计算机工程与应用 ›› 2025, Vol. 61 ›› Issue (13): 300-308.DOI: 10.3778/j.issn.1002-8331.2403-0374

• 图形图像处理 • 上一篇    下一篇

融合平移依赖性与双维度的小目标检测网络

于龙昆,王子昊,沈红,占强波   

  1. 1.南昌大学 信息工程学院,南昌 330047
    2.南昌大学 先进制造学院,南昌 330047
  • 出版日期:2025-07-01 发布日期:2025-06-30

Fusion of Translation Dependency and Dual-Dimensional Small Object Detection Network

YU Longkun, WANG Zihao, SHEN Hong, ZHAN Qiangbo   

  1. 1.School of Information Engineering, Nanchang University, Nanchang 330047, China
    2.School of Advanced Manufacturing, Nanchang University, Nanchang 330047, China
  • Online:2025-07-01 Published:2025-06-30

摘要: 针对目标检测任务中小目标尺寸小、密集度高和排布复杂,易出现漏检错检的问题,提出一种融合平移依赖性与双维度的混合注意力机制算法。旨在保证模型轻量化同时提高小目标特征提取的完整性,以及对特征处理的针对性。设计位置信息自适应模块CIM(coordinate information module),为特征图添加坐标编码,完善目标的位置信息。
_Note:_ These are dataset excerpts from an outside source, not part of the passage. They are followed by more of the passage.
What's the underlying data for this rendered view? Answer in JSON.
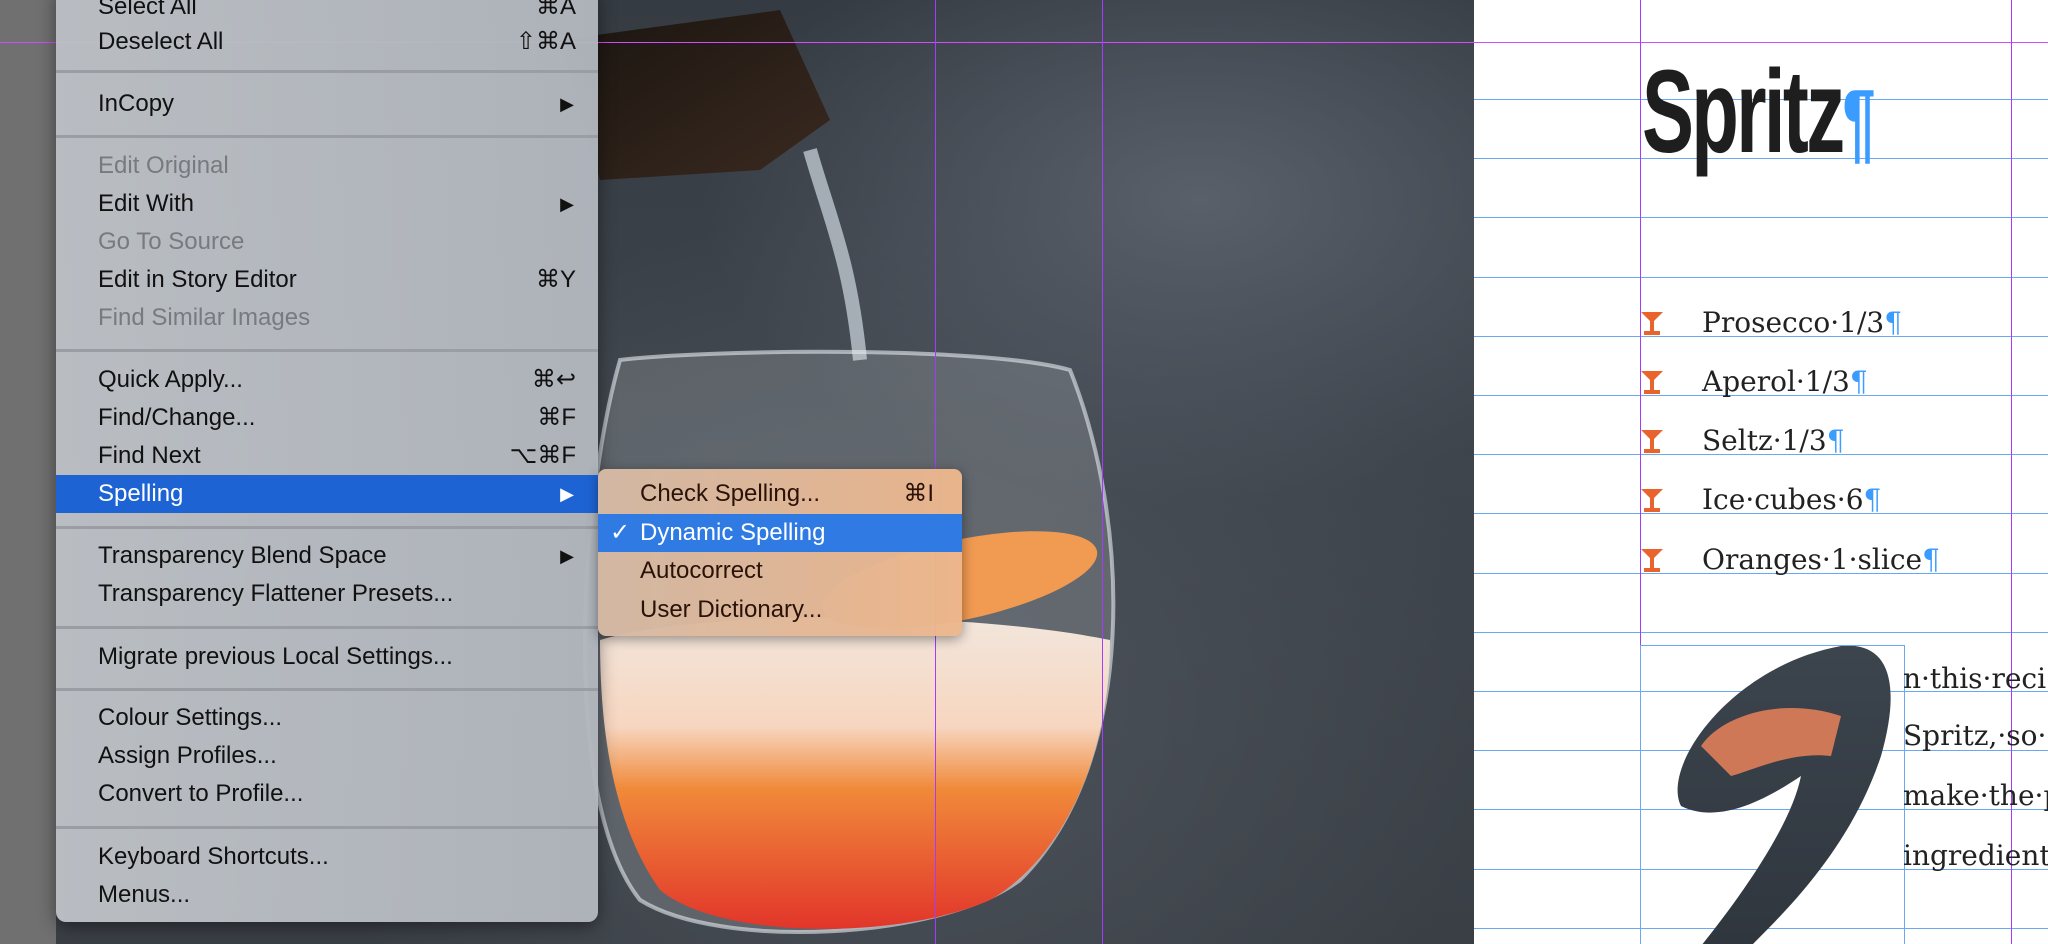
{
  "menu": {
    "items": [
      {
        "label": "Select All",
        "shortcut": "⌘A"
      },
      {
        "label": "Deselect All",
        "shortcut": "⇧⌘A"
      },
      {
        "label": "InCopy",
        "submenu": true
      },
      {
        "label": "Edit Original",
        "disabled": true
      },
      {
        "label": "Edit With",
        "submenu": true
      },
      {
        "label": "Go To Source",
        "disabled": true
      },
      {
        "label": "Edit in Story Editor",
        "shortcut": "⌘Y"
      },
      {
        "label": "Find Similar Images",
        "disabled": true
      },
      {
        "label": "Quick Apply...",
        "shortcut": "⌘↩"
      },
      {
        "label": "Find/Change...",
        "shortcut": "⌘F"
      },
      {
        "label": "Find Next",
        "shortcut": "⌥⌘F"
      },
      {
        "label": "Spelling",
        "submenu": true,
        "highlighted": true
      },
      {
        "label": "Transparency Blend Space",
        "submenu": true
      },
      {
        "label": "Transparency Flattener Presets..."
      },
      {
        "label": "Migrate previous Local Settings..."
      },
      {
        "label": "Colour Settings..."
      },
      {
        "label": "Assign Profiles..."
      },
      {
        "label": "Convert to Profile..."
      },
      {
        "label": "Keyboard Shortcuts..."
      },
      {
        "label": "Menus..."
      }
    ],
    "arrow": "▶"
  },
  "submenu": {
    "items": [
      {
        "label": "Check Spelling...",
        "shortcut": "⌘I"
      },
      {
        "label": "Dynamic Spelling",
        "checked": true,
        "check": "✓",
        "highlighted": true
      },
      {
        "label": "Autocorrect"
      },
      {
        "label": "User Dictionary..."
      }
    ]
  },
  "document": {
    "title": "Spritz",
    "pilcrow": "¶",
    "ingredients": [
      "Prosecco·1/3",
      "Aperol·1/3",
      "Seltz·1/3",
      "Ice·cubes·6",
      "Oranges·1·slice"
    ],
    "body_lines": [
      "n·this·reci",
      "Spritz,·so·",
      "make·the·p",
      "ingredient"
    ],
    "bullet_icon": "cocktail-glass-icon"
  },
  "colors": {
    "menu_highlight": "#1d63d4",
    "submenu_highlight": "#2f7be3",
    "bullet": "#e8642c",
    "pilcrow": "#3b9cff",
    "guide": "#a43bff",
    "baseline_grid": "#6aa8f0"
  }
}
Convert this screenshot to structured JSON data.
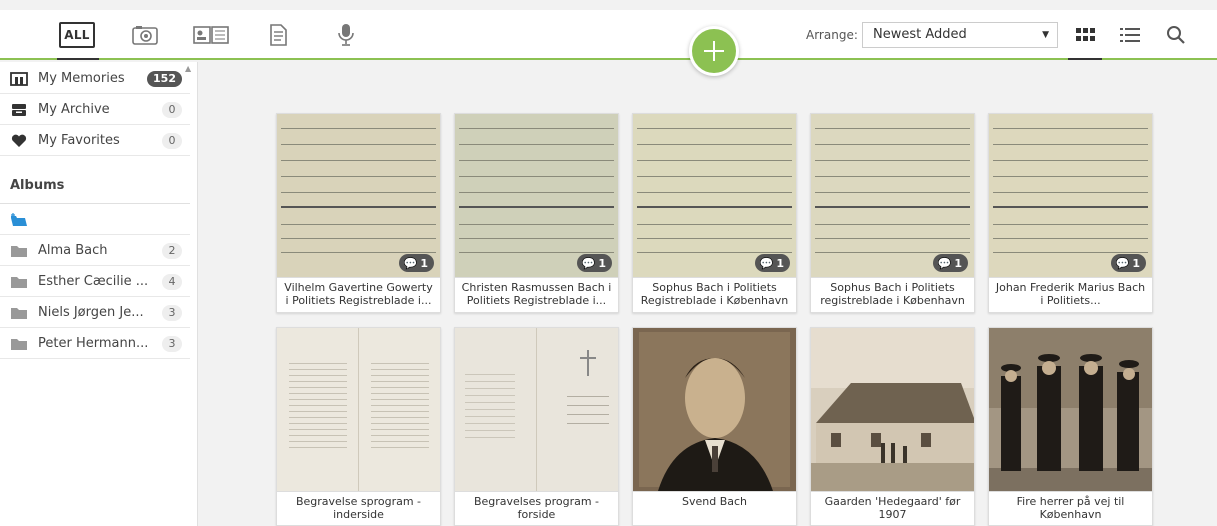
{
  "toolbar": {
    "filters": [
      {
        "label": "ALL",
        "icon": "all-icon"
      },
      {
        "icon": "camera-icon"
      },
      {
        "icon": "book-icon"
      },
      {
        "icon": "document-icon"
      },
      {
        "icon": "microphone-icon"
      }
    ],
    "arrange_label": "Arrange:",
    "arrange_value": "Newest Added",
    "accent_color": "#8cc152"
  },
  "sidebar": {
    "items": [
      {
        "label": "My Memories",
        "count": "152",
        "icon": "memories-icon"
      },
      {
        "label": "My Archive",
        "count": "0",
        "icon": "archive-icon"
      },
      {
        "label": "My Favorites",
        "count": "0",
        "icon": "heart-icon"
      }
    ],
    "albums_heading": "Albums",
    "albums": [
      {
        "label": "Alma Bach",
        "count": "2"
      },
      {
        "label": "Esther Cæcilie ...",
        "count": "4"
      },
      {
        "label": "Niels Jørgen Je...",
        "count": "3"
      },
      {
        "label": "Peter Hermann...",
        "count": "3"
      }
    ]
  },
  "cards": [
    {
      "caption": "Vilhelm Gavertine Gowerty i Politiets Registreblade i...",
      "comments": "1"
    },
    {
      "caption": "Christen Rasmussen Bach i Politiets Registreblade i...",
      "comments": "1"
    },
    {
      "caption": "Sophus Bach i Politiets Registreblade i København",
      "comments": "1"
    },
    {
      "caption": "Sophus Bach i Politiets registreblade i København",
      "comments": "1"
    },
    {
      "caption": "Johan Frederik Marius Bach i Politiets...",
      "comments": "1"
    },
    {
      "caption": "Begravelse sprogram - inderside"
    },
    {
      "caption": "Begravelses program - forside"
    },
    {
      "caption": "Svend Bach"
    },
    {
      "caption": "Gaarden 'Hedegaard' før 1907"
    },
    {
      "caption": "Fire herrer på vej til København"
    }
  ]
}
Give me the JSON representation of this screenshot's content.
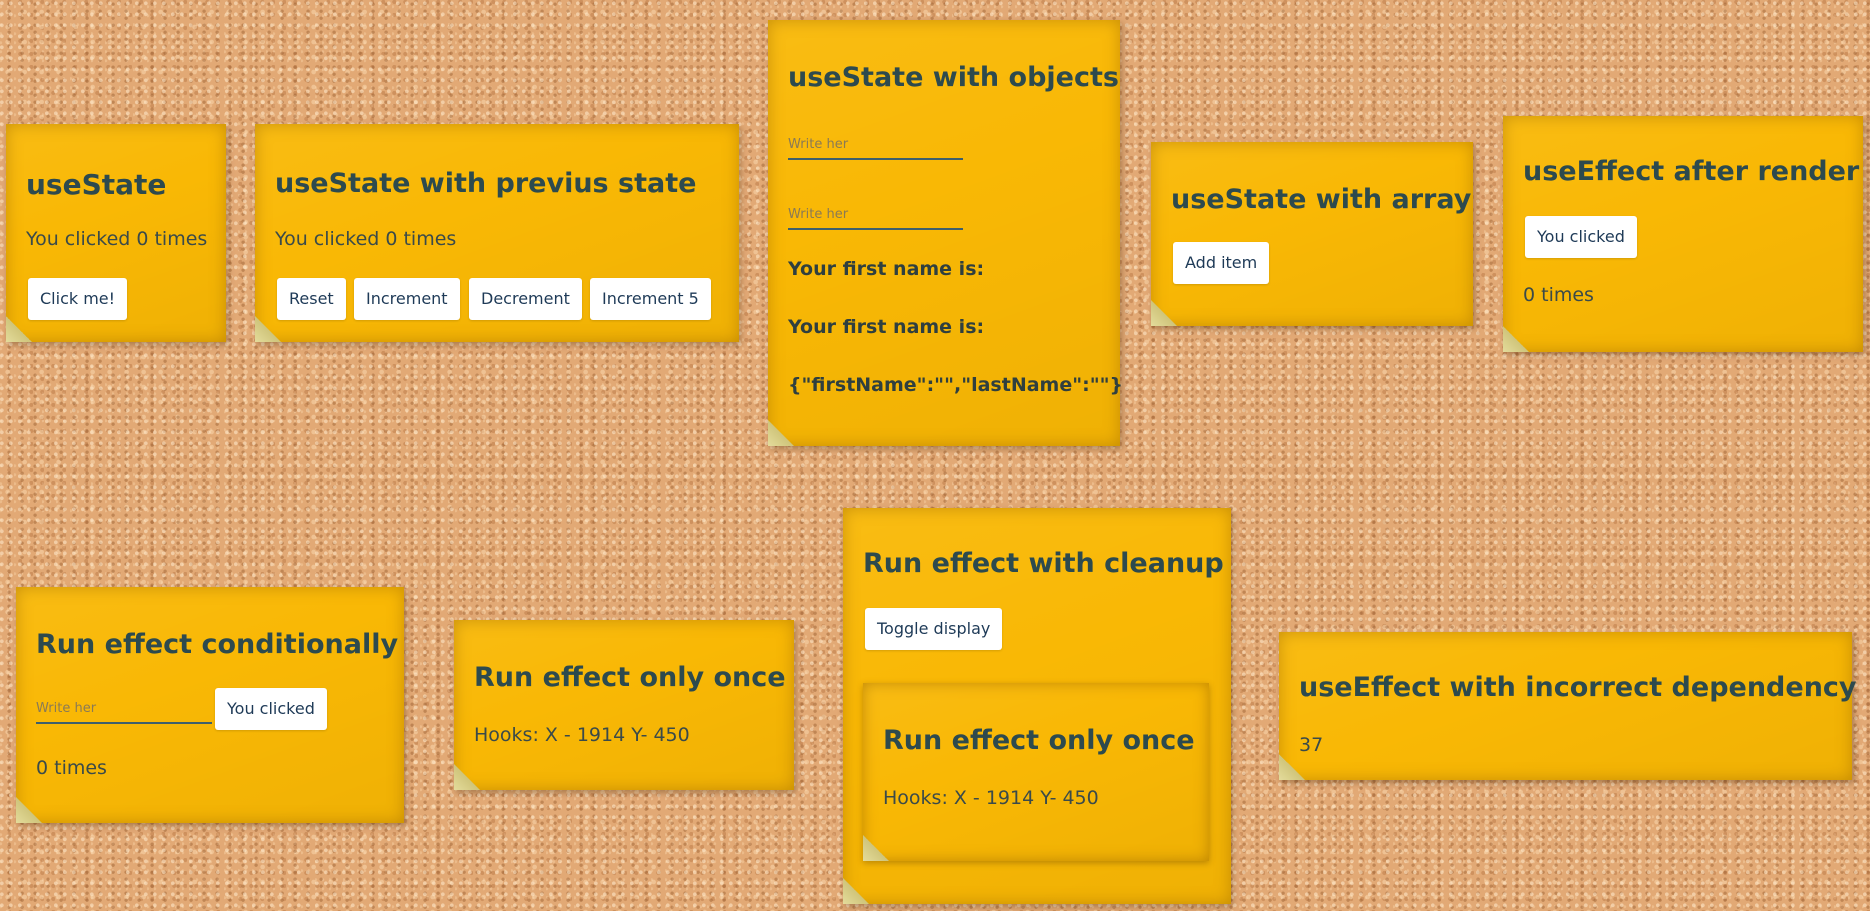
{
  "cards": {
    "use_state": {
      "title": "useState",
      "count_text": "You clicked 0 times",
      "button": "Click me!"
    },
    "prev_state": {
      "title": "useState with previus state",
      "count_text": "You clicked 0 times",
      "buttons": [
        "Reset",
        "Increment",
        "Decrement",
        "Increment 5"
      ]
    },
    "objects": {
      "title": "useState with objects",
      "input1_placeholder": "Write her",
      "input2_placeholder": "Write her",
      "first_name_line1": "Your first name is:",
      "first_name_line2": "Your first name is:",
      "json_text": "{\"firstName\":\"\",\"lastName\":\"\"}"
    },
    "array": {
      "title": "useState with array",
      "button": "Add item"
    },
    "after_render": {
      "title": "useEffect after render",
      "button": "You clicked",
      "count_text": "0 times"
    },
    "conditionally": {
      "title": "Run effect conditionally",
      "input_placeholder": "Write her",
      "button": "You clicked",
      "count_text": "0 times"
    },
    "only_once": {
      "title": "Run effect only once",
      "hooks_text": "Hooks: X - 1914 Y- 450"
    },
    "cleanup": {
      "title": "Run effect with cleanup",
      "button": "Toggle display",
      "inner_title": "Run effect only once",
      "inner_hooks_text": "Hooks: X - 1914 Y- 450"
    },
    "incorrect_dep": {
      "title": "useEffect with incorrect dependency",
      "value": "37"
    }
  },
  "colors": {
    "note": "#f9b805",
    "title_text": "#2d4a4e",
    "button_bg": "#ffffff",
    "button_text": "#1e3a57",
    "cork": "#e2a975"
  }
}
设计了自适应批归一化模块BNM(batch normalization attention module)及优化-激励模块OEM(optimization-excitation module),对输入数据内部以及彼此之间的特征进行更具针对性的权重分配,帮助模型在处理复杂任务时集中注意力于最相关的信息。最后设计了以一条主分支两条次分支的结构,将三个模块结合成为融合平移依赖性与双维度的混合注意力算法TDHA(translation and dual-dimensional hybrid attention)。该算法可以兼容任意目标检测网络,具备通用性。为验证算法性能,在无人机数据集VisDrone2021上进行了实验,实验结果表明,加入该算法后较基线模型mAP0.5精确度提高1.6个百分点,mAP0.5:0.95提高1个百分点;较YOLOv8精确度mAP0.5提高了1.4个百分点。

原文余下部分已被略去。